The big daddy CEO discussion was a dumpster fire, and as expected, Redditors took him to the cleaners for his lies and misdirected claims. But more importantly, no relief came out of it. The API fee is here to stay. Reddit apps like Apollo will die. Subreddits will go private. Some might permanently shut down.

This is a classic example of when a tech bro fails to read the room and alienates its most passionate user base. In Twitter’s case, Musk was rightfully called out for being unfit to lead the blue bird platform.

Musk eventually realised that after a few dozen blunders and appointed seasoned media executive Linda Yaccarino as the new CEO of Twitter.
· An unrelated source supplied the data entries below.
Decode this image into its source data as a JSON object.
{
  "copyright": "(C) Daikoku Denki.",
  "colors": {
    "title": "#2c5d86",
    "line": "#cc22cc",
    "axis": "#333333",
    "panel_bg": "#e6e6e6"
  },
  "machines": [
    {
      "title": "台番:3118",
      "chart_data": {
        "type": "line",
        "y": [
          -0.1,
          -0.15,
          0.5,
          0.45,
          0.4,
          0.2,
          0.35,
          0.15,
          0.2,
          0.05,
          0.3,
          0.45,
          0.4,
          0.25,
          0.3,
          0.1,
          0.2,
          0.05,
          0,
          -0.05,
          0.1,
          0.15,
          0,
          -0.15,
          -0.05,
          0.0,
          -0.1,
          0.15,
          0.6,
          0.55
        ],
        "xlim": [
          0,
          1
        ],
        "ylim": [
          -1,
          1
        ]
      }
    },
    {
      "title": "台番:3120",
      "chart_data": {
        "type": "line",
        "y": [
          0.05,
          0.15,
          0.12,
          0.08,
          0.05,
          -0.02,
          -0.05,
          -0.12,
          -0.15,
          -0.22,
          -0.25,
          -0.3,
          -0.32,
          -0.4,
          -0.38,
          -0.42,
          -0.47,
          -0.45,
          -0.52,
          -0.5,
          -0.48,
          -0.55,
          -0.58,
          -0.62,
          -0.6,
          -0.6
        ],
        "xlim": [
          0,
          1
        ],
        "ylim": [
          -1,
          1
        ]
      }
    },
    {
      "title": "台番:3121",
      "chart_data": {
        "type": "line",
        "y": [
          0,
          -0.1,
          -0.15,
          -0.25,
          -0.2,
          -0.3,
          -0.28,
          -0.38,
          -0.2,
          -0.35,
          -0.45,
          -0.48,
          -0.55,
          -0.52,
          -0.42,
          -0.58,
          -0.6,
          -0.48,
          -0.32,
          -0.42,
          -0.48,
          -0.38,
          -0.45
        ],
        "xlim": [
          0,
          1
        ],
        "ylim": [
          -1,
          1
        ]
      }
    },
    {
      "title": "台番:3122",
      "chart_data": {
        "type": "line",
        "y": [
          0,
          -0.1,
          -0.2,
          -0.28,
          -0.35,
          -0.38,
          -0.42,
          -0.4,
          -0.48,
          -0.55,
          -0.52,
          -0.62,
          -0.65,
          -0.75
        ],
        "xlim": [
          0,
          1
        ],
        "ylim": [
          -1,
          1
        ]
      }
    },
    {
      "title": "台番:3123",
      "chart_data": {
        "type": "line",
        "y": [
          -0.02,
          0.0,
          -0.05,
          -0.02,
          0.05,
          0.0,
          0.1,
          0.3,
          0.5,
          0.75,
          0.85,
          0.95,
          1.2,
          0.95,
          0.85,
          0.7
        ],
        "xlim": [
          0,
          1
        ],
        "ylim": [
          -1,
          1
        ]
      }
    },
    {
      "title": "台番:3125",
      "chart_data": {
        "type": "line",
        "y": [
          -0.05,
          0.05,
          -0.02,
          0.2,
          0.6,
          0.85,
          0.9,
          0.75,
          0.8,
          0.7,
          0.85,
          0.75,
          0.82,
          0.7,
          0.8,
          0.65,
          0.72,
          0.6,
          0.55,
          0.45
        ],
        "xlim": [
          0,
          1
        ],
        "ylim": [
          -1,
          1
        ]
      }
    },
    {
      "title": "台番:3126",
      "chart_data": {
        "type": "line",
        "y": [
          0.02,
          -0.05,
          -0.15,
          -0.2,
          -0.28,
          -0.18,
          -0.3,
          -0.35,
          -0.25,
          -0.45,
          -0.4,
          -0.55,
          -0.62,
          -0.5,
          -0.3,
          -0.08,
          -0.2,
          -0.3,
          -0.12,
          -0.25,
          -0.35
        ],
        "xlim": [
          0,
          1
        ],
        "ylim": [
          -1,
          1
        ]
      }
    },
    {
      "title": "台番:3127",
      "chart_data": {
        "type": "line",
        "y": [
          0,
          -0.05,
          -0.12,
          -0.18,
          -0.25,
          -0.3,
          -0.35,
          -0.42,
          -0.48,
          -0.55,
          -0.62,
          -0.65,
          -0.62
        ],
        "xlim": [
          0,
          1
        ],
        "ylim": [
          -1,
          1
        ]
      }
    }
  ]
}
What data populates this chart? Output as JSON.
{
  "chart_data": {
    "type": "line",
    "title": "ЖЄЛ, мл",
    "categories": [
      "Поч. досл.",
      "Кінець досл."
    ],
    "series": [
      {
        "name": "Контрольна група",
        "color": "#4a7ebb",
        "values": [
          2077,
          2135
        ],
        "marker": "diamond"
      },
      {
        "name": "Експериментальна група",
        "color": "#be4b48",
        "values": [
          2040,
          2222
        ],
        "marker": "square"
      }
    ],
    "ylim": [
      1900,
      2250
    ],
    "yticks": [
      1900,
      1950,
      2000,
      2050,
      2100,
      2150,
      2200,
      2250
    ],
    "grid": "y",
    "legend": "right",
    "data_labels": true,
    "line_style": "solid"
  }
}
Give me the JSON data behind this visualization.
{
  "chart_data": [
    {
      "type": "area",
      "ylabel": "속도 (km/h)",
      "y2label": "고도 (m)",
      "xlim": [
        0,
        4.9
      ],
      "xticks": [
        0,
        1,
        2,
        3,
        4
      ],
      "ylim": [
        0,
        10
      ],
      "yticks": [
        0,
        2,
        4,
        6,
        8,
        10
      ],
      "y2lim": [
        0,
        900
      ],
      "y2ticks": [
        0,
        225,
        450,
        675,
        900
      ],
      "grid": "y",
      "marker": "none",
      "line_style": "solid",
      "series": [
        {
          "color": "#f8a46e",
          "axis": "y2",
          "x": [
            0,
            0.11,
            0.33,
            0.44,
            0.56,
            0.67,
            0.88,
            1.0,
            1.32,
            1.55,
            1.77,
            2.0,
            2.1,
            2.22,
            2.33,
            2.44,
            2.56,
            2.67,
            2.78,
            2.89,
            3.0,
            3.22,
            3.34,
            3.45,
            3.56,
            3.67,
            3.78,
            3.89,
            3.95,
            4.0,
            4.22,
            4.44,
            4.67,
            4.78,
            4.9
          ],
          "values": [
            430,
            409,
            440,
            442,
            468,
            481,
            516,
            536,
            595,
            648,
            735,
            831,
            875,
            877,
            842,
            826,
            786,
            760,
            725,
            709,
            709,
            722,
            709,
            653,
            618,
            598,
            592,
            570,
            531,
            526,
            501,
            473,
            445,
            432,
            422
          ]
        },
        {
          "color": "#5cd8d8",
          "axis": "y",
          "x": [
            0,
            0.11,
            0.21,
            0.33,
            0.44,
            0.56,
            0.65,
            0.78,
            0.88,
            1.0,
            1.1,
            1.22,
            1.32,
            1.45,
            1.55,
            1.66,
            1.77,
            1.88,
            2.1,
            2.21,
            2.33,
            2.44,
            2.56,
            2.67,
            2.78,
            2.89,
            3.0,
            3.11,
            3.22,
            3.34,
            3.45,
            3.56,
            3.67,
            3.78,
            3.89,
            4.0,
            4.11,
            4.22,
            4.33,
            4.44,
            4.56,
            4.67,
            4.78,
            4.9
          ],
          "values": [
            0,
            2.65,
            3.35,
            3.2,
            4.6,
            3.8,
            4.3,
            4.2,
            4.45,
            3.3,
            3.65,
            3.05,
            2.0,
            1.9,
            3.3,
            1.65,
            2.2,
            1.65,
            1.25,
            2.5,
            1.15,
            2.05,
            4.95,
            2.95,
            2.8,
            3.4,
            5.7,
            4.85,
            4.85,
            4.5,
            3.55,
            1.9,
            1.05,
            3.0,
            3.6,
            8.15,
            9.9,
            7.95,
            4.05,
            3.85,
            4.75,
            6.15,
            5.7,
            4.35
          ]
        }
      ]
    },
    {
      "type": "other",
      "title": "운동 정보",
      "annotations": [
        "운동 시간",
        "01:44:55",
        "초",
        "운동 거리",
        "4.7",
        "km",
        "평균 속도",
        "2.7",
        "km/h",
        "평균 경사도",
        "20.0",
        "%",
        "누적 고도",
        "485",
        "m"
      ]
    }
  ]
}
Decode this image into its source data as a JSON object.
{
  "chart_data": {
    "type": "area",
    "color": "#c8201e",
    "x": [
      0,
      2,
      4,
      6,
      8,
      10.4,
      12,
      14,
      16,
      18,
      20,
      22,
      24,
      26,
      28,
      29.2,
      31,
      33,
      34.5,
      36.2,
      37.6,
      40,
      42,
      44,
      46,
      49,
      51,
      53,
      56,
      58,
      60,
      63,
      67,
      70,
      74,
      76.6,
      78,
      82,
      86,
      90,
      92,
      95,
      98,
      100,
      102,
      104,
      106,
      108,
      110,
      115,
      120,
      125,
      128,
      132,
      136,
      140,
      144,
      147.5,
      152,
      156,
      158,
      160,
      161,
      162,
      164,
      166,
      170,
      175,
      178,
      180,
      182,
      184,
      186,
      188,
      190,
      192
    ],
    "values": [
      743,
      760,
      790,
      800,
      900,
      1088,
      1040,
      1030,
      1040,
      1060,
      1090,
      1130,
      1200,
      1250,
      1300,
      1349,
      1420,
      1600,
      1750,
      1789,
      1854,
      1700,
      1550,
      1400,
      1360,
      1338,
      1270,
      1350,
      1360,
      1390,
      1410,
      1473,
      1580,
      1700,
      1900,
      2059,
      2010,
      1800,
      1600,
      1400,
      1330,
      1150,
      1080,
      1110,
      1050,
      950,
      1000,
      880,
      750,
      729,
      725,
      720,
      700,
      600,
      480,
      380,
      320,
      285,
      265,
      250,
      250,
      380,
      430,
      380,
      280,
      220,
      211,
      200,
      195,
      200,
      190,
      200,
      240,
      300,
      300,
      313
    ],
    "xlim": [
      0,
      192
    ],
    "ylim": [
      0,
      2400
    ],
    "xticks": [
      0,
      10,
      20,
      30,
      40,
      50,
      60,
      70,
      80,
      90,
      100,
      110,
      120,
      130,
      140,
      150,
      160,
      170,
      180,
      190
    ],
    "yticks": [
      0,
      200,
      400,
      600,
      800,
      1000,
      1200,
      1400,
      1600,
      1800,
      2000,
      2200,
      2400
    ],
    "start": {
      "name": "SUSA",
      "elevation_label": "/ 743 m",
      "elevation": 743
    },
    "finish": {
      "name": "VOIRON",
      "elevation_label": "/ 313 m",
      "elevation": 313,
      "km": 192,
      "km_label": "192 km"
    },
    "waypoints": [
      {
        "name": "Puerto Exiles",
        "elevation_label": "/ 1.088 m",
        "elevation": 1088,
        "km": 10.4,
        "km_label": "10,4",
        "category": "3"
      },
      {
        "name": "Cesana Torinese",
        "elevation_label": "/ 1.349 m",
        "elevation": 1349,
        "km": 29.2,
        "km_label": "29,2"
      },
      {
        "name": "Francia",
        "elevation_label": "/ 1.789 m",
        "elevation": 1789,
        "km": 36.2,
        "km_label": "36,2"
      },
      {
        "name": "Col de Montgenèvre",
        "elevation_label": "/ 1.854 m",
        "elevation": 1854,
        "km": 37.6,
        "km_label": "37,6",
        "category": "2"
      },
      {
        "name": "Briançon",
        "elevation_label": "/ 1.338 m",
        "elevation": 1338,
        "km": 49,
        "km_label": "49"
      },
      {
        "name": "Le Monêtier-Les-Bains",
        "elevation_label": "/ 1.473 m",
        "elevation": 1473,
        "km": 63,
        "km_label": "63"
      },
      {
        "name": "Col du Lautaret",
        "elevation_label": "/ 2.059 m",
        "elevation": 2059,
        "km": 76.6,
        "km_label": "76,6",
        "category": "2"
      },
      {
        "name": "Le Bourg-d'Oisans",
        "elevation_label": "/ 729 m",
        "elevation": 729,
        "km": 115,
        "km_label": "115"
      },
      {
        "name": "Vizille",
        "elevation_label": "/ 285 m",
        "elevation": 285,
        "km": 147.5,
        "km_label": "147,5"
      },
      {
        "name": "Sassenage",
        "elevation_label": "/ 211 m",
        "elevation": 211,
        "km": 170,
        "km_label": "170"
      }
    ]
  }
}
It’s funny, and mind-bending, that Huffman is not only the CEO, but also the original co-founder of Reddit alongside Alexis Ohanian.

View of an altered Reddit logo.
Reddit is now a two-faced fun-less cash-greedy online community. 

For all the toxicity that you come across On Reddit, it’s also the only platform where a random stranger will write a 500-word comment to help you with a science project, an impossible mission in a game, raise money for a kid’s cancer treatment, and everything in between.

It’s not the most wholesome place (arguably), but it is definitely the most fulfilling and reliable corner of the internet if you know where to look. With all the good apps gone, helpful bots disappearing, and its best communities closing their doors — all due to cash greed — one of the internet’s most beloved corners is going to hell.